Rmack: unfortunately the language that AMD is using (Brook+ as I mentioned in my first post) is scheduled for replacement by OpenCL, which is precisely why the company designing the Badaboom software did not and will not program for AMD GPUs; it's a really big risk for a new startup to release code that will be scrapped soon.

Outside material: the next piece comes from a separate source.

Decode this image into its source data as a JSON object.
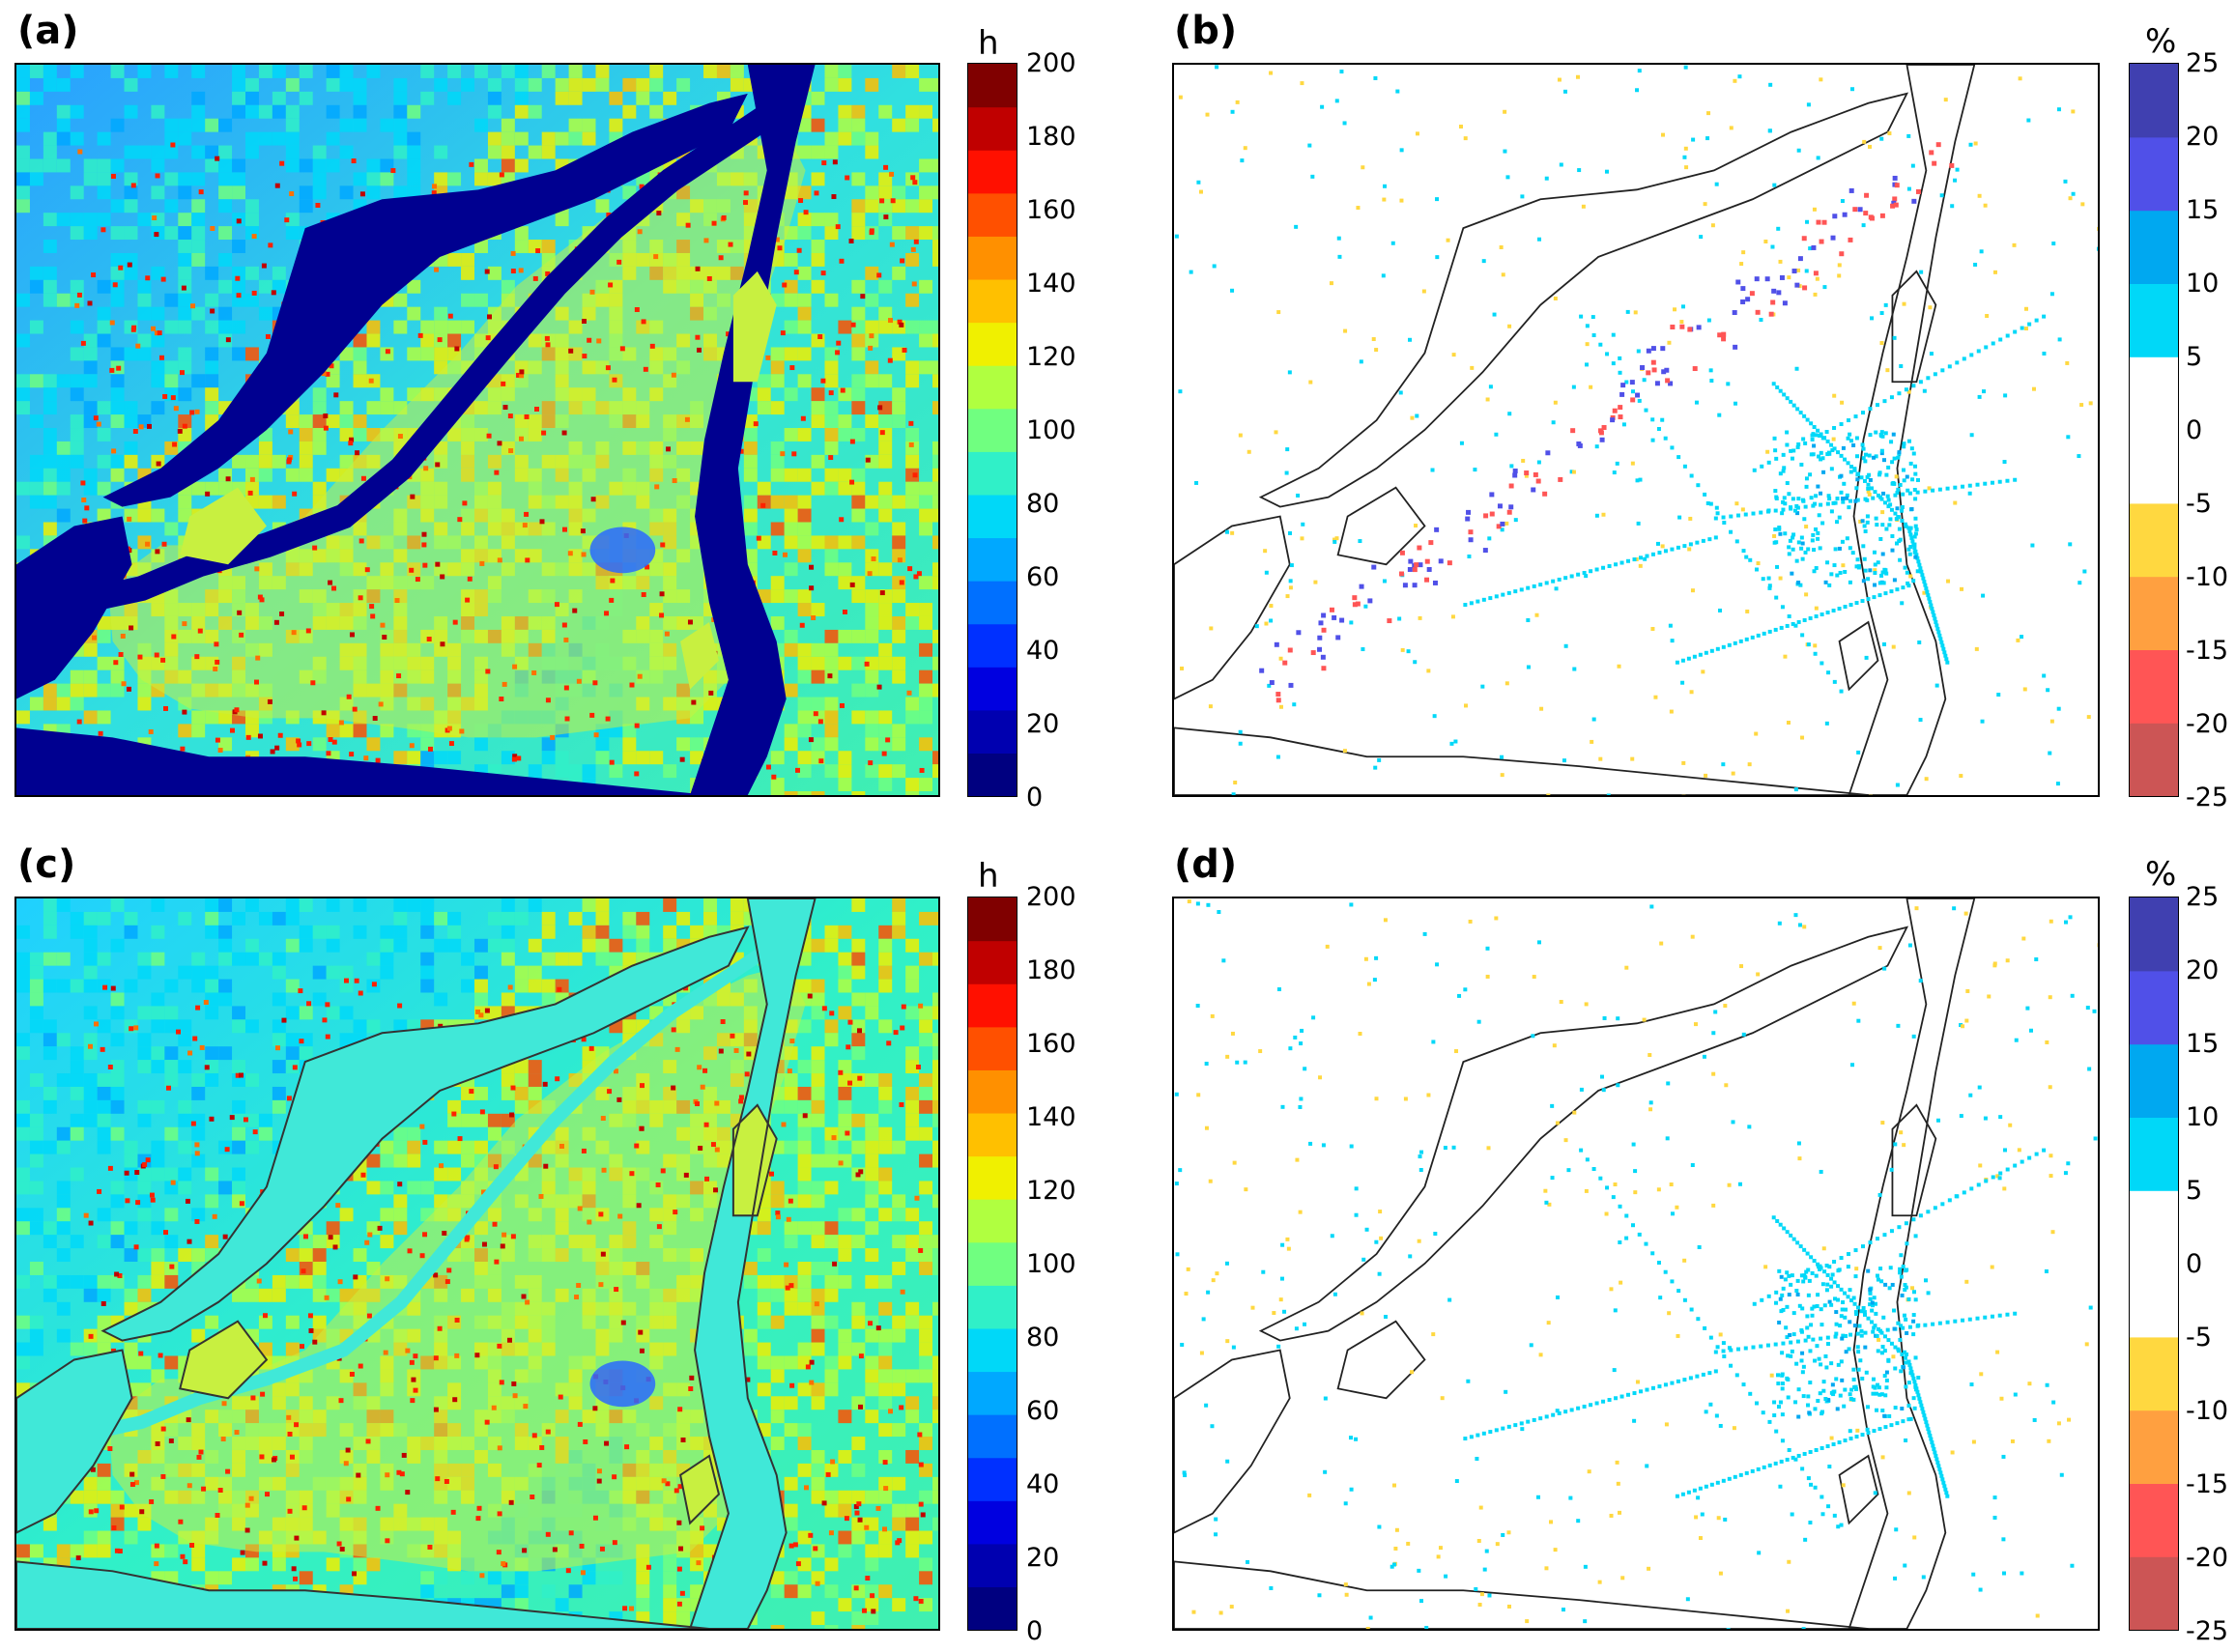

Again, adding this kind of a feature to Vegas Pro's renderer would be a great shot in the arm to their sales, and would not inhibit the Vegas timeline experience.
rmack350 wrote on 8/20/2008, 9:41 PM
Yah, I was peripherally aware that AMD is changing some things in their system. The point was just to show that there's a breadth to these efforts and also to provide a link to a little reading material that was more than I could write without a lot more reading of my own. It's been a year and a half since I looked into the topic so I'm really rusty on it.

Rob



jabloomf1230 wrote on 8/21/2008, 8:45 AM
Umm, I think that was my point. GPU encoding uses the GPU's shader cores and video cards that are readily available (not exotics) have up to 240 shader cores. The GPU shaders are not elaborate computational beasts like the cores found in CPUs. The shaders have a limited instruction set, but can be tailored to do tasks like video encoding.
Himanshu wrote on 8/22/2008, 6:37 PM
jabloomf1230,

If you're interested, you should read up on Nehalem/Larrabee by Intel - they are basically packing several x86 CPUs on a die to replace GPUs...they demonstrate how their architecture is more flexible because it is general purpose & programmable while also containing some fixed algorithms/paths for things that are faster to implement in silicon. Interesting stuff...I'm not all the way through the architecture paper yet.
jabloomf1230 wrote on 8/23/2008, 6:15 PM
Thanks. I've been following the Intel stuff, since they first proposed having the CPU do the GPU's work. So far, Intel just seems to be reacting to opposite claims made by AMD (ATI) and nVidia. Intel is saying that they will have these new cores available by some time in mid to late 2009. nVidia has their model working right now. Don't you love when a monopolistic company like Intel gets pushed into doing the right thing? Eventually, the distinction between the GPU and CPU may disappear. What's hastening that at the moment is the decline in PC gaming and the increase in the video game console market. The demand for add-on GPU cards is not going to continue to increase, unless something happens in the gaming industry to reverse the present trend. But the demand for desktop/laptop CPUs seems only influenced by global economic conditions. Just like in Intel's "war" against AMD over CPUs, I'd put my money on Intel in the GPU arena in the long run.
Terje wrote on 8/23/2008, 7:38 PM
'd also like to tow the Maltese Falcon behind my Miata. (I'd have to get a Miata first

For all but the most obvious reasons, why would a man want to drive a Miata? With or without the Maltese Falcon in tow?